Anhui, Jiangsu, Shandong provinces in China.
Collected in spring and autumn.
The actual smell and taste
Light smell and bitter taste.
Long and thick sticks, reddish brown peel with yellowish red cross section.
Removed stems, soil and thin fibers, washed and dried in the sun; unprocessed or stir-baked.
The Effect of Qian Cao
Bitter, cold; liver meridian entered.
Cool blood, resolve blood stasis and stop bleeding, dredge meridians.
This herb is bitter in flavor and cold in nature and good at moving in blood system. It can cool blood and stop bleeding as well as activate and promote blood circulation. So it is indicated for bleeding due to recklessly blood flow resulted from blood heat or blood stasis retention inside vessels, especially for various bleeding due to blood heat with blood stasis.
It is used alone or combined with other hemostatics. For instance, it is combined with Ai Ye and Wu Mei in Qian Mei Wan From Ben Shi Fang (Experiential Prescriptions for Universal Relief). For metrorrhagia and metrostaxis due to blood heat, it is combined with heat-clearing and blood-cooling herbs such as Sheng Di, Ce Bai Ye and so on. For metrorrhagia and metrostaxis due to qi deficiency failing to control blood, it is combined with qi tonics. For instance it is combined with Huang Qi and Bai Zhu in Gu Chong Tang from Yi Xue Zhong Zhong Can Xi Lu.
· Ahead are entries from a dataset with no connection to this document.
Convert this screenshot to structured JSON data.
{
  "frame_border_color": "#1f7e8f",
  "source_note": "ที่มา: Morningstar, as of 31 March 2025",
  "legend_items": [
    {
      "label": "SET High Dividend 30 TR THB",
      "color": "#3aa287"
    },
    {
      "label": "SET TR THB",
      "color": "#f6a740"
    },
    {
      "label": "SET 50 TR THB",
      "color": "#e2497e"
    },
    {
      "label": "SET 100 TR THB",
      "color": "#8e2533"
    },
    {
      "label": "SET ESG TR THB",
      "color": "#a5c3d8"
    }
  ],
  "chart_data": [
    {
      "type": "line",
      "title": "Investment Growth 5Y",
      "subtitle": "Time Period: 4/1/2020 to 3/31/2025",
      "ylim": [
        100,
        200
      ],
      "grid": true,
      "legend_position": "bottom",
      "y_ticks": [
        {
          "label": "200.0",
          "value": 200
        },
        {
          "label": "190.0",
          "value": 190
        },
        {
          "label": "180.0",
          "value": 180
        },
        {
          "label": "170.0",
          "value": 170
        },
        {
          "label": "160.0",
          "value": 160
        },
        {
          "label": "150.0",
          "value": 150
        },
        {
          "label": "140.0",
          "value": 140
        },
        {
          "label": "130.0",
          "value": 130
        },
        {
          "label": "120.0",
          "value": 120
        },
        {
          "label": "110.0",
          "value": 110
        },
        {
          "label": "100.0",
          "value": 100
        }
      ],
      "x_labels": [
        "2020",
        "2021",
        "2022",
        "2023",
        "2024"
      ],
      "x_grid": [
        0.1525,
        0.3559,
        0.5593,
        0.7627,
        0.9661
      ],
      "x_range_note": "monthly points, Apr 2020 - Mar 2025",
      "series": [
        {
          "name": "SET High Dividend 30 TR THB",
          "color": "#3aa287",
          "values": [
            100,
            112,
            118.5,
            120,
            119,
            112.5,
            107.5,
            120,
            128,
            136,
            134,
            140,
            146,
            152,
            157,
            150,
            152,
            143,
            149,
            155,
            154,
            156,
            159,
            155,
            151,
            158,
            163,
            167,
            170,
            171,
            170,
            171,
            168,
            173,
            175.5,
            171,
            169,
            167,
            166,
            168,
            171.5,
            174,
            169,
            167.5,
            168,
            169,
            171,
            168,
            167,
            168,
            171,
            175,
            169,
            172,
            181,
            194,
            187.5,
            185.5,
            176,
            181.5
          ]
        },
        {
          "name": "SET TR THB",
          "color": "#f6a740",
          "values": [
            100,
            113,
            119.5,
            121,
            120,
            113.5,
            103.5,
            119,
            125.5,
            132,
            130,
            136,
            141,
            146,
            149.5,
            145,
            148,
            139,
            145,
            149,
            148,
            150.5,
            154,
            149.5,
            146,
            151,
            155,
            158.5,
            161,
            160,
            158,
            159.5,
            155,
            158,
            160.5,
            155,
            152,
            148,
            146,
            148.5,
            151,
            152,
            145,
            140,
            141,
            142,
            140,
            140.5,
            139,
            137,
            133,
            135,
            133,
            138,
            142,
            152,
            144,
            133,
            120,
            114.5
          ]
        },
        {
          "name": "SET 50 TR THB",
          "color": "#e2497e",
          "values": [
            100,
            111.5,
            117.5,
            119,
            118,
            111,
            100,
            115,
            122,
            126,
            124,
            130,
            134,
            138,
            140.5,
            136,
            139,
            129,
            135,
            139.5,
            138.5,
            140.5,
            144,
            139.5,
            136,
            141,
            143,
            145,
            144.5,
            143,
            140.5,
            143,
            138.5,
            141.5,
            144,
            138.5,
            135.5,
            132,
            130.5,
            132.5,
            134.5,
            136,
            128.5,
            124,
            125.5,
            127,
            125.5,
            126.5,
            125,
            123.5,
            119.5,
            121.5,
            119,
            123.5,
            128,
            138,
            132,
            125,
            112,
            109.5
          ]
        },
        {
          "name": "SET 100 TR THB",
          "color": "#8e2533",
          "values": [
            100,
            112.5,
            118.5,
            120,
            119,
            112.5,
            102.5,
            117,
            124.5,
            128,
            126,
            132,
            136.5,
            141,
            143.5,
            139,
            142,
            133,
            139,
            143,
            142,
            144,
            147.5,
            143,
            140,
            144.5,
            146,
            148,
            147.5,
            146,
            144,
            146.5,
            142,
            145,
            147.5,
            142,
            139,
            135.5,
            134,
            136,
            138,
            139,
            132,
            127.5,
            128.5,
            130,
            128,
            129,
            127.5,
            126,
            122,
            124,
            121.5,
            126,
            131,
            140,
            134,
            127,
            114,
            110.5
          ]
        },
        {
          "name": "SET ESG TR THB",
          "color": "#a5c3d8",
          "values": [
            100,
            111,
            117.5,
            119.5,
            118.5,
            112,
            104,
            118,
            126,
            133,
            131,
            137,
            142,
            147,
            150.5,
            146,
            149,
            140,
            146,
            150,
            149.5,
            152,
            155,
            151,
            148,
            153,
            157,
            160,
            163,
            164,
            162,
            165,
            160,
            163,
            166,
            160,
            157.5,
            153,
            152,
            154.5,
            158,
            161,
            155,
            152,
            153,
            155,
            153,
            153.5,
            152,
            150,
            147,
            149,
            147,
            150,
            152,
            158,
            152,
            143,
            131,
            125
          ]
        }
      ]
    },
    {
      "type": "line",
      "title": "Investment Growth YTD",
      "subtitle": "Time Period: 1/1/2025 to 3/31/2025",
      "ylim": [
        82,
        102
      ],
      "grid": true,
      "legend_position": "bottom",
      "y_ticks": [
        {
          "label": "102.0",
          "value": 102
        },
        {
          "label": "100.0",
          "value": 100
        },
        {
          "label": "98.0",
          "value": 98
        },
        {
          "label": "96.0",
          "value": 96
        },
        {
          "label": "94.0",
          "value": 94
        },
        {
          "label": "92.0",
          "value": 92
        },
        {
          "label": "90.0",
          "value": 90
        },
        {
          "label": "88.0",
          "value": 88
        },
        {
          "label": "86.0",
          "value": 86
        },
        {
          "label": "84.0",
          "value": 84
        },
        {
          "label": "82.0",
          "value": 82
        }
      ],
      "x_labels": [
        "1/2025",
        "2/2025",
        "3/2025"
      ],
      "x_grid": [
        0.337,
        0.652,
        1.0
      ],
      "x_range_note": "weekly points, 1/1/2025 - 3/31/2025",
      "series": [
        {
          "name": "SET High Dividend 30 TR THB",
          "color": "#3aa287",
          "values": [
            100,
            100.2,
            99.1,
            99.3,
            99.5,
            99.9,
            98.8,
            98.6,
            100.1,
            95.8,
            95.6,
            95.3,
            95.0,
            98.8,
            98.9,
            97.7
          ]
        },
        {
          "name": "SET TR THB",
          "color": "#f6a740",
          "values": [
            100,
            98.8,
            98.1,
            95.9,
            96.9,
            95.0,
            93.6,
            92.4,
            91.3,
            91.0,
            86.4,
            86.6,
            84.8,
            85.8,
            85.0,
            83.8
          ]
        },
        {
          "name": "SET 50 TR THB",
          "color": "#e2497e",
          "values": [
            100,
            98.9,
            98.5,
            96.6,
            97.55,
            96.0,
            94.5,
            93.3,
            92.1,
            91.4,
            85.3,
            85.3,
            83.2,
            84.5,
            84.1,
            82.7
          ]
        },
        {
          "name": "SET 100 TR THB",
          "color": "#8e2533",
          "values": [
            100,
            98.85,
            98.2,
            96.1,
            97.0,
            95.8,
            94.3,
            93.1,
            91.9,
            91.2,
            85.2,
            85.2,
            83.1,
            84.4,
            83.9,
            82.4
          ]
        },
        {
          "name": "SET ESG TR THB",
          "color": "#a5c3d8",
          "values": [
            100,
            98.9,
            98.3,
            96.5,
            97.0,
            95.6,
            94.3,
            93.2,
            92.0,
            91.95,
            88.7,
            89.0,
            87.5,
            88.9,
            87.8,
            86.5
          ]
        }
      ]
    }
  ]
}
B. Amenorrhea due to blood stasis, traumatic injury, wind-damp arthralgia
It can promote blood circulation and free vessels, resolve blood stasis and dredge meridians and collaterals, usually indicated for the syndrome of meridians and collaterals obstruction due to blood stasis, such as amenorrhea due to blood stasis, traumatic injury, and wind-damp arthralgia. It is commonly used in gynecology. For amenorrhea due to blood stagnation, it is used singly or combined with blood-moving and stasis-resolving herbs such as Tao Ren, and Hong Hua, etc. For traumatic injury, it is infused in alcohol or combined with blood-moving and pain-alleviating herbs such as San Qi, Ru Xiang, and Mo Yao, etc. For wind-damp arthralgia, it is used infused in alcohol and orally taken or combined with other herbs that can expel wind and dampness, relax tendons and activate collaterals.
Dosage and Administrations
Decocted 10~15 g, maximum dosage is 30 g. It also can be used in pill or powder. For stopping bleeding, stir-bake it into charcoal; for activating blood and dredge meridians, use the unprocessed or stir-bake it with alcohol.